Seorang mahasiswa asal Riau yang sedang menuntut ilmu di Internasional University of Afrika Sudan, Syarif Hidayatullah menceritakan kepada Riau Pos, detik-detik perang saudara tersebut pecah, tepatnya pada 15 April.

Dia ingat betul, saat itu dirinya dan rekan-rekannya yang tergabung dalam Serumpun Mahasiswa Riau (Semari) Sudan sedang berkumpul di  sekretariat yang hanya berjarak sekitar 100 meter dari lokasi pertempuran.
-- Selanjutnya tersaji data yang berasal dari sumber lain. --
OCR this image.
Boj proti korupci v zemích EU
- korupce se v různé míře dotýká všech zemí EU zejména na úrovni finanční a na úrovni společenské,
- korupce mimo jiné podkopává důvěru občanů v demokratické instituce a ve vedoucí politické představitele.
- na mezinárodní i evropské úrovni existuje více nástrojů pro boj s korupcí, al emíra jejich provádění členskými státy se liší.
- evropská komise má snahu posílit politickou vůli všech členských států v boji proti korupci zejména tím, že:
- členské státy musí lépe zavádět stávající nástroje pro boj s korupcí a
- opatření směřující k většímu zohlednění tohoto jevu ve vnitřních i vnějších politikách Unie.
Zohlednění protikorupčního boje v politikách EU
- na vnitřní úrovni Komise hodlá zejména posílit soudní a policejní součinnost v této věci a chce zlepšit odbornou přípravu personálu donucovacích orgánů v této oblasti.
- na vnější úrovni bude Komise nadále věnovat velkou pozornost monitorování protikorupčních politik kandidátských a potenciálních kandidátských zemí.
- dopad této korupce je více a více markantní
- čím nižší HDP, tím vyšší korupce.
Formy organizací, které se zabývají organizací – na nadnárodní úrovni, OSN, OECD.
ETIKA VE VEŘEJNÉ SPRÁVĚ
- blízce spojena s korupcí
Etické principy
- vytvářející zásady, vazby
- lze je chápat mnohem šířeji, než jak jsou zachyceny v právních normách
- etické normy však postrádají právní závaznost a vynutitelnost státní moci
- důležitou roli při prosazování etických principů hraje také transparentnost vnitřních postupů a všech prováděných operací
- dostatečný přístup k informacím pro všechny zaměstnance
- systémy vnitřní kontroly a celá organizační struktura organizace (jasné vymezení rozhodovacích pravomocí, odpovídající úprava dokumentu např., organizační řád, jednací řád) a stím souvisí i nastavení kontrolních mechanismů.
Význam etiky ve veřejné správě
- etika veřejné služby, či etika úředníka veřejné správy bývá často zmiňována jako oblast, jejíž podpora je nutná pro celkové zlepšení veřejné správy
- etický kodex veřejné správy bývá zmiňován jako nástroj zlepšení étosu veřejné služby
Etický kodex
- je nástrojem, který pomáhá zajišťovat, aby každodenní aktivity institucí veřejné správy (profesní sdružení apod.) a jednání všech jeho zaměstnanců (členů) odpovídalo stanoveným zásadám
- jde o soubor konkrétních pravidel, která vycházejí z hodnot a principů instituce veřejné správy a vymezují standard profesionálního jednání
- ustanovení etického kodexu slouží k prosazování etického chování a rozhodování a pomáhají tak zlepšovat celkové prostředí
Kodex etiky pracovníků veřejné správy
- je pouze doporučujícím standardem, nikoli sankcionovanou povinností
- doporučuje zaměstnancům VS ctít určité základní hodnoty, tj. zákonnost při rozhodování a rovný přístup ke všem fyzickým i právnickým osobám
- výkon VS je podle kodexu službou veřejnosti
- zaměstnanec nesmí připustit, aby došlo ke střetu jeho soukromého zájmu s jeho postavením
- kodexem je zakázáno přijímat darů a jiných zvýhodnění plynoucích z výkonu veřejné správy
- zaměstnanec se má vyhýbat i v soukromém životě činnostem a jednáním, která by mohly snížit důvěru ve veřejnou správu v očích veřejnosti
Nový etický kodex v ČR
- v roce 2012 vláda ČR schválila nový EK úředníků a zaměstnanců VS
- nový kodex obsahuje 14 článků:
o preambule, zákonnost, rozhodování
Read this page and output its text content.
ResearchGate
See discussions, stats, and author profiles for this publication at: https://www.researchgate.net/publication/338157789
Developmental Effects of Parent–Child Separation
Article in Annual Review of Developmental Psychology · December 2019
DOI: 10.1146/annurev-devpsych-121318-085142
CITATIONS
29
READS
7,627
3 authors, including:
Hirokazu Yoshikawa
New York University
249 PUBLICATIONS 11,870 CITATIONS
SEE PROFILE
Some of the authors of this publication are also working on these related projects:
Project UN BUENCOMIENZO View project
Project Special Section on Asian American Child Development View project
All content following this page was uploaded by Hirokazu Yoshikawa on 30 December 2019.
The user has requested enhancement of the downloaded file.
“Kejadiannya begitu mendadak, tidak ada pemberitahuan atau imbauan sebelumnya. Tiba-tiba langsung terdengar suara ledakan bom yang diikuti rentetan tembakan, begitu jelas terdengar. Lokasi kami dekat sekali,” katanya, Ahad (30/4).

Karena kejadian yang begitu mendadak, dipaparkan Syarif saat itu kondisinya langsung mencekam.

Semua mahasiswa panik berusaha mencari perlindungan. Kepanikan semakin memuncak ketika mereka ‘didatangi’ peluru nyasar dengan kaliber cukup besar.

“Kami menemukan peluru nyasar di hari pertama konflik di sekretariat. Hingga dua kali ada peluru nyasar, kondisinya jadi semakin panik. Namun, alhamdulillah tidak ada dari kami yang terluka,” paparnya.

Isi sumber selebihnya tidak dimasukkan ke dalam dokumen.